Smith Robert W, Kuluski Kerry, Costa Andrew P, Sinha Samir K, Glazier Richard H, Forster Alan, Jeffs Lianne
Nuffield Department of Population Health, University of Oxford, Oxford, UK.
Institute of Health Policy, Management and Evaluation, University of Toronto, Toronto, Ontario, Canada.
BMJ Open. 2017 Dec 12;7(12):e017956. doi: 10.1136/bmjopen-2017-017956.
To examine the influence of patient-level sociodemographic factors on the incidence of hospital readmission within 30 days among medical patients in a large Canadian metropolitan city.
Prospective cohort study.
Patients admitted to the General Internal Medicine service of an urban teaching hospital in Toronto, Canada participated in a survey of sociodemographic information. Patients were not surveyed if deemed medically unstable, receiving care in medical/surgical step-down beds or were isolated for infection control. Included in the final analysis was a diverse cohort of 1427 adult, non-palliative, patients who were discharged home.
Thirteen patient-level sociodemographic variables were examined in relation to time to unplanned all-cause readmission within 30 days. Illness level was accounted for by the following covariates: self-perceived health status, previous hospital utilisation, primary diagnosis case mix group, Charlson Comorbidity Index score and inpatient length of stay.
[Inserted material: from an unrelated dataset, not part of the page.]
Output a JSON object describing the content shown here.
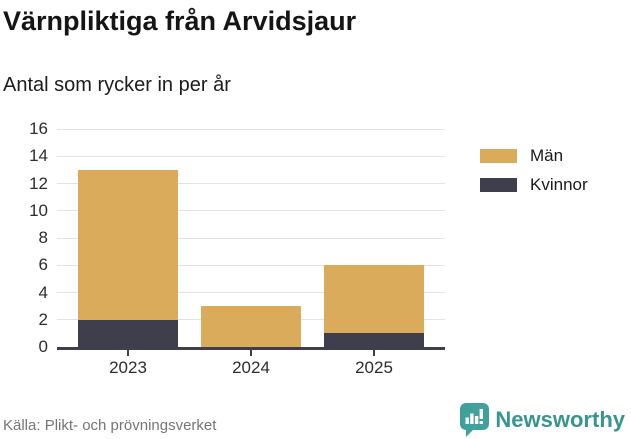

Approximately, 14.4% (n=205) of patients experienced readmission within 30 days. Sociodemographic factors were not significantly associated with time to readmission in unadjusted and adjusted analyses. Indicators of illness level, namely, previous hospitalisations, were the strongest risk factors for readmission within this cohort. One previous admission (adjusted HR 1.78; 95% CI 1.22 to 2.59, P<0.01) and at least four previous emergency department visits (adjusted HR 2.33; 95% CI 1.46 to 4.43, P<0.01) were associated with increased hazard of readmission within 30 days.
Patient-level sociodemographic factors did not influence the incidence of unplanned all-cause readmission within 30 days. Further research is needed to understand the generalisability of our findings and investigate whether contextual factors, such as access to universal health insurance coverage, attenuate the effects of sociodemographic factors.
研究加拿大一个大城市内科患者的个体社会人口学因素对30天内再次入院发生率的影响。
前瞻性队列研究。
加拿大多伦多一家城市教学医院普通内科服务的入院患者参与了社会人口学信息调查。如果患者被认为病情不稳定、在医疗/外科降级病房接受治疗或因感染控制而被隔离,则不进行调查。最终分析纳入了1427名出院回家的成年、非姑息治疗患者的不同队列。
研究了13个个体社会人口学变量与30天内非计划全因再次入院时间的关系。疾病严重程度由以下协变量来衡量:自我感知的健康状况、既往住院情况、主要诊断病例组合组、查尔森合并症指数评分和住院时间。
约14.4%(n = 205)的患者在30天内再次入院。在未调整和调整分析中,社会人口学因素与再次入院时间无显著关联。疾病严重程度指标,即既往住院情况,是该队列中再次入院的最强危险因素。既往有一次入院史(调整后风险比1.78;95%置信区间1.22至2.59,P<0.01)和至少四次既往急诊就诊(调整后风险比2.33;95%置信区间1.46至4.43,P<0.01)与30天内再次入院风险增加相关。
个体社会人口学因素不影响30天内非计划全因再次入院的发生率。需要进一步研究以了解我们研究结果的普遍性,并调查诸如全民医疗保险覆盖范围等背景因素是否会减弱社会人口学因素的影响。